Your solution is the fastest.
$ time lua student3.lua 20
real 0m0.294s
$ time lua pierre.lua 20
real 0m0.158s
$ time lua student4.lua 20
real 0m0.140s
$ time lua xmilia.lua 20
real 0m0.127s
My version:
$ cat student4.lua
-- Unfortunately, there is no function table.new() in Lua to allocate a room for the array part.
-- Workaround: create a table and make it grow by inserting fake values, all of them will be overwritten later
function solution4(level)
if level == 0 then
return {"Lua"}, 1
end
local t = {"Lua", "Lua"}
local last_index = 2
for j = 4, 2^level + level do
t[j] = true -- inserting fake values
end
for n = 2, level do
last_index = last_index + 1
t[last_index] = nil
table.move(t, 1, last_index, last_index + 1)
last_index = 2 * last_index
end
last_index = last_index - level + 1
return t, last_index
end
local level = tonumber(arg[1])
local t, last_index = solution4(level)
The crucial part is "Preallocation of the array, so everything is in the array part"

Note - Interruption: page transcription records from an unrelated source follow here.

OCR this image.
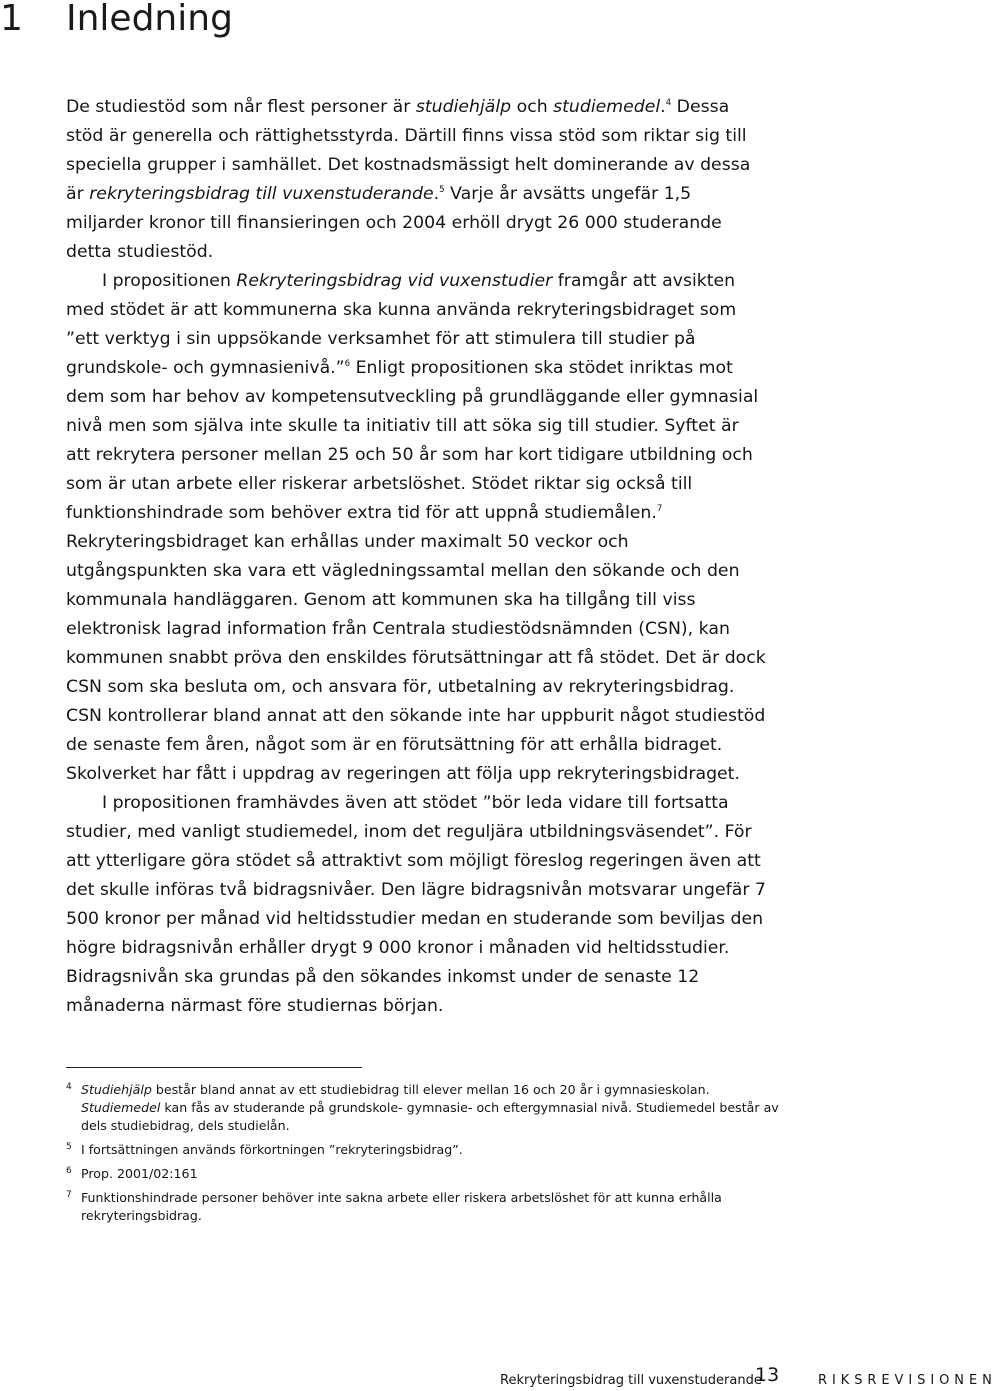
1 Inledning

De studiestöd som når flest personer är studiehjälp och studiemedel.$^4$ Dessa stöd är generella och rättighetsstyrda. Därtill finns vissa stöd som riktar sig till speciella grupper i samhället. Det kostnadsmässigt helt dominerande av dessa är rekryteringsbidrag till vuxenstuderande.$^5$ Varje år avsätts ungefär 1,5 miljarder kronor till finansieringen och 2004 erhöll drygt 26 000 studerande detta studiestöd.

I propositionen Rekryteringsbidrag vid vuxenstudier framgår att avsikten med stödet är att kommunerna ska kunna använda rekryteringsbidraget som ”ett verktyg i sin uppsökande verksamhet för att stimulera till studier på grundskole- och gymnasienivå.”$^6$ Enligt propositionen ska stödet inriktas mot dem som har behov av kompetensutveckling på grundläggande eller gymnasial nivå men som själva inte skulle ta initiativ till att söka sig till studier. Syftet är att rekrytera personer mellan 25 och 50 år som har kort tidigare utbildning och som är utan arbete eller riskerar arbetslöshet. Stödet riktar sig också till funktionshindrade som behöver extra tid för att uppnå studiemålen.$^7$ Rekryteringsbidraget kan erhållas under maximalt 50 veckor och utgångspunkten ska vara ett vägledningssamtal mellan den sökande och den kommunala handläggaren. Genom att kommunen ska ha tillgång till viss elektronisk lagrad information från Centrala studiestödsnämnden (CSN), kan kommunen snabbt pröva den enskildes förutsättningar att få stödet. Det är dock CSN som ska besluta om, och ansvara för, utbetalning av rekryteringsbidrag. CSN kontrollerar bland annat att den sökande inte har uppburit något studiestöd de senaste fem åren, något som är en förutsättning för att erhålla bidraget. Skolverket har fått i uppdrag av regeringen att följa upp rekryteringsbidraget.

I propositionen framhävdes även att stödet ”bör leda vidare till fortsatta studier, med vanligt studiemedel, inom det reguljära utbildningsväsendet”. För att ytterligare göra stödet så attraktivt som möjligt föreslog regeringen även att det skulle införas två bidragsnivåer. Den lägre bidragsnivån motsvarar ungefär 7 500 kronor per månad vid heltidsstudier medan en studerande som beviljas den högre bidragsnivån erhåller drygt 9 000 kronor i månaden vid heltidsstudier. Bidragsnivån ska grundas på den sökandes inkomst under de senaste 12 månaderna närmast före studiernas början.

4 Studiehjälp består bland annat av ett studiebidrag till elever mellan 16 och 20 år i gymnasieskolan. Studiemedel kan fås av studerande på grundskole- gymnasie- och eftergymnasial nivå. Studiemedel består av dels studiebidrag, dels studielån.
5 I fortsättningen används förkortningen ”rekryteringsbidrag”.
6 Prop. 2001/02:161
7 Funktionshindrade personer behöver inte sakna arbete eller riskera arbetslöshet för att kunna erhålla rekryteringsbidrag.
Rekryteringsbidrag till vuxenstuderande
13	RIKSREVISIONEN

That's what every Lua programmer should be aware of while optimising for speed.
Conclusion:
We need something like table.rebuild()/table.new() in Lua to avoid inserting fake values.
I agree.
Could look something like:
ltablib.c
static int tnew (lua_State *L) {
int narray = luaL_checkinteger(L, 1);
int nrec = luaL_optinteger(L, 2, 1);
lua_createtable(L, narray, nrec); /* create result table */
return 1; /* return table */
}
static int tresize (lua_State *L) {
int nasize = luaL_checkinteger(L, 2);
int nhsize = luaL_optinteger(L, 3, 1);
if (nasize != 0 || nhsize != 0)
Table *t = gettable(L, 1);
luaH_resize(L, t, nasize, nhasize);
return 0;
}
Lua C api, could also benefit from the use of unsigned int, uniform, in table functions.
I don't know why use int type when LuaH_resize uses unsigned int.